Alien Resurrection: Ripley comes back to life as a half-Alien clone, then has sex with the Alien Queen who gives birth to a monstrous human-alien hybrid.   I am not kidding.

Predator 2: Arnold Schwarzenegger is replaced by Danny Glover, who wastes no time getting all Martin Riggs on the Predator in future LA.   Oh, and it also stars Gary Busey.

Alien Versus Predator: I don’t understand how you can have a movie called Alien Versus Predator and only have like five minutes of Alien versus Predator action.   And don’t get me started on the notion that Predators built the Mayan pyramids.

Alien Versus Predator Requiem: Why is this movie called “Requiem”?   Can anyone tell me?   OK, there’s a lot of Alien versus Predator action in this one (which puts it a step above the 1 st AVP) but holy cow is this film a mess.   Every one of the characters introduced is flat and uninteresting.
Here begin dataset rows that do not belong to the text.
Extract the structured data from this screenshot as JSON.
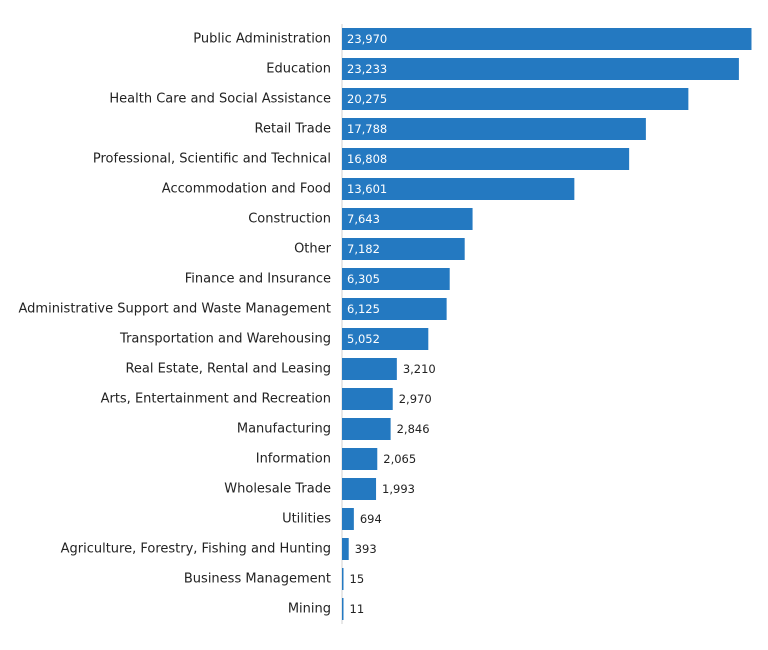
{
  "chart_data": {
    "type": "bar",
    "orientation": "horizontal",
    "title": "",
    "xlabel": "",
    "ylabel": "",
    "grid": false,
    "legend": "none",
    "bar_color": "#2479c1",
    "label_color_inside": "#ffffff",
    "label_color_outside": "#222222",
    "categories": [
      "Public Administration",
      "Education",
      "Health Care and Social Assistance",
      "Retail Trade",
      "Professional, Scientific and Technical",
      "Accommodation and Food",
      "Construction",
      "Other",
      "Finance and Insurance",
      "Administrative Support and Waste Management",
      "Transportation and Warehousing",
      "Real Estate, Rental and Leasing",
      "Arts, Entertainment and Recreation",
      "Manufacturing",
      "Information",
      "Wholesale Trade",
      "Utilities",
      "Agriculture, Forestry, Fishing and Hunting",
      "Business Management",
      "Mining"
    ],
    "values": [
      23970,
      23233,
      20275,
      17788,
      16808,
      13601,
      7643,
      7182,
      6305,
      6125,
      5052,
      3210,
      2970,
      2846,
      2065,
      1993,
      694,
      393,
      15,
      11
    ],
    "value_labels": [
      "23,970",
      "23,233",
      "20,275",
      "17,788",
      "16,808",
      "13,601",
      "7,643",
      "7,182",
      "6,305",
      "6,125",
      "5,052",
      "3,210",
      "2,970",
      "2,846",
      "2,065",
      "1,993",
      "694",
      "393",
      "15",
      "11"
    ],
    "xlim": [
      0,
      24000
    ]
  }
}
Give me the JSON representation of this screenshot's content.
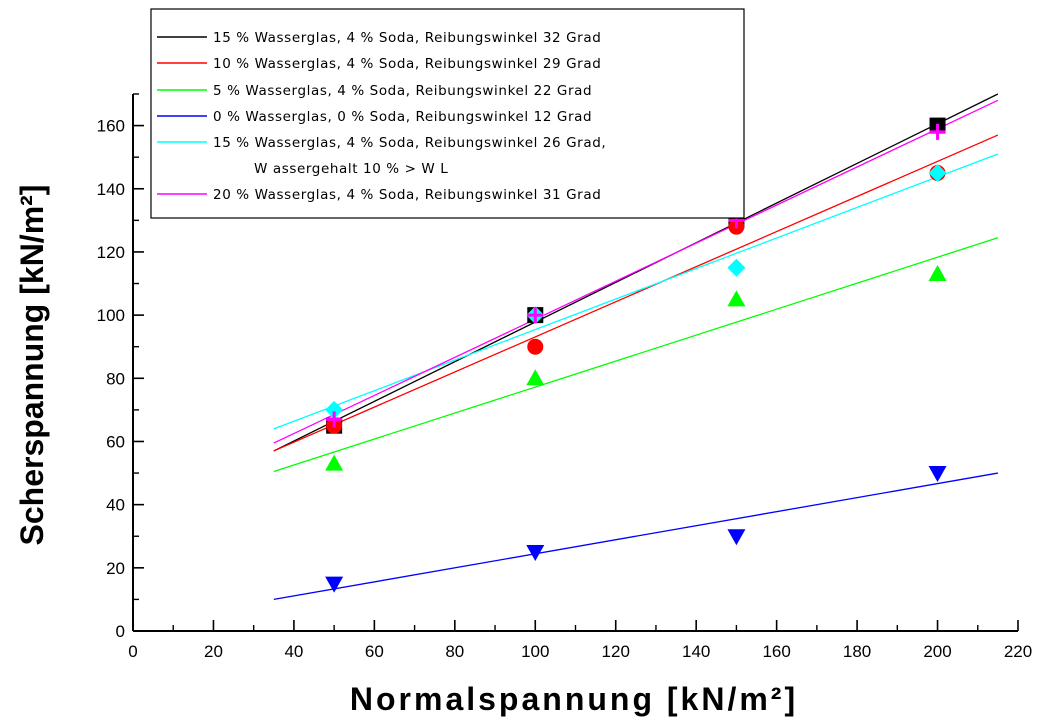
{
  "chart_data": {
    "type": "scatter",
    "xlabel": "Normalspannung [kN/m²]",
    "ylabel": "Scherspannung [kN/m²]",
    "xlim": [
      0,
      220
    ],
    "ylim": [
      0,
      170
    ],
    "x_ticks": [
      0,
      20,
      40,
      60,
      80,
      100,
      120,
      140,
      160,
      180,
      200,
      220
    ],
    "y_ticks": [
      0,
      20,
      40,
      60,
      80,
      100,
      120,
      140,
      160
    ],
    "grid": false,
    "legend_position": "top-left",
    "series": [
      {
        "name": "15 % Wasserglas, 4 % Soda, Reibungswinkel 32 Grad",
        "color": "#000000",
        "marker": "square",
        "x": [
          50,
          100,
          150,
          200
        ],
        "y": [
          65,
          100,
          130,
          160
        ],
        "fit": {
          "x": [
            35,
            215
          ],
          "y": [
            57,
            170
          ]
        }
      },
      {
        "name": "10 % Wasserglas, 4 % Soda, Reibungswinkel 29 Grad",
        "color": "#ff0000",
        "marker": "circle",
        "x": [
          50,
          100,
          150,
          200
        ],
        "y": [
          65,
          90,
          128,
          145
        ],
        "fit": {
          "x": [
            35,
            215
          ],
          "y": [
            57,
            157
          ]
        }
      },
      {
        "name": "5 % Wasserglas, 4 % Soda, Reibungswinkel 22 Grad",
        "color": "#00ff00",
        "marker": "triangle-up",
        "x": [
          50,
          100,
          150,
          200
        ],
        "y": [
          53,
          80,
          105,
          113
        ],
        "fit": {
          "x": [
            35,
            215
          ],
          "y": [
            50.5,
            124.5
          ]
        }
      },
      {
        "name": "0 % Wasserglas, 0 % Soda, Reibungswinkel 12 Grad",
        "color": "#0000ff",
        "marker": "triangle-down",
        "x": [
          50,
          100,
          150,
          200
        ],
        "y": [
          15,
          25,
          30,
          50
        ],
        "fit": {
          "x": [
            35,
            215
          ],
          "y": [
            10,
            50
          ]
        }
      },
      {
        "name": "15 % Wasserglas, 4 % Soda, Reibungswinkel 26 Grad,",
        "name_line2": "W assergehalt 10 % > W L",
        "color": "#00ffff",
        "marker": "diamond",
        "x": [
          50,
          100,
          150,
          200
        ],
        "y": [
          70,
          100,
          115,
          145
        ],
        "fit": {
          "x": [
            35,
            215
          ],
          "y": [
            64,
            151
          ]
        }
      },
      {
        "name": "20 % Wasserglas, 4 % Soda, Reibungswinkel 31 Grad",
        "color": "#ff00ff",
        "marker": "plus",
        "x": [
          50,
          100,
          150,
          200
        ],
        "y": [
          67,
          100,
          130,
          158
        ],
        "fit": {
          "x": [
            35,
            215
          ],
          "y": [
            59.5,
            168
          ]
        }
      }
    ]
  }
}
I cannot (even though I just watched this yesterday) recall a single one of their names.   The action geography of the story is utterly incomprehensible – the Predator will be in one part of the town in one scene, and then cut to the next scene in another part of town and suddenly its there too…and throughout the second half of the film characters keep randomly running right into one another for no other reason than the plot demands it (example: a group of characters hide out in a gun shop, and then two other characters who are running from a different Alien attack just happen to run into that same gun shop even though it was established earlier in the movie that they lived in a totally different part of the town).   As with Alien Resurrection, the filmmakers feel the need to muck with the iconic Alien and Predator designs by introducing another hybrid character – in this case, a Predalien.   Ugh.

But probably the worst sin of AVPR (I feel really silly typing that ridiculous acronym) is that, by setting the story in present-day (and in a small town in Colorado), it just makes the Predator and Alien monsters seem so…pedestrian.   The early films in these franchises all took place in incredibly exotic locales – the deep space freighter Nostromo in Alien…the brutal colony world LV-427 in Aliens…even the deep Central American jungles of Predator. I’m sure the filmmakers thought they were putting a fresh new spin on things by taking these creatures and putting them in the middle of “Anytown, USA” but all they do is make these incredible movie monsters seem like they’re in just another run-of-the-mill teen horror movie.   How boring.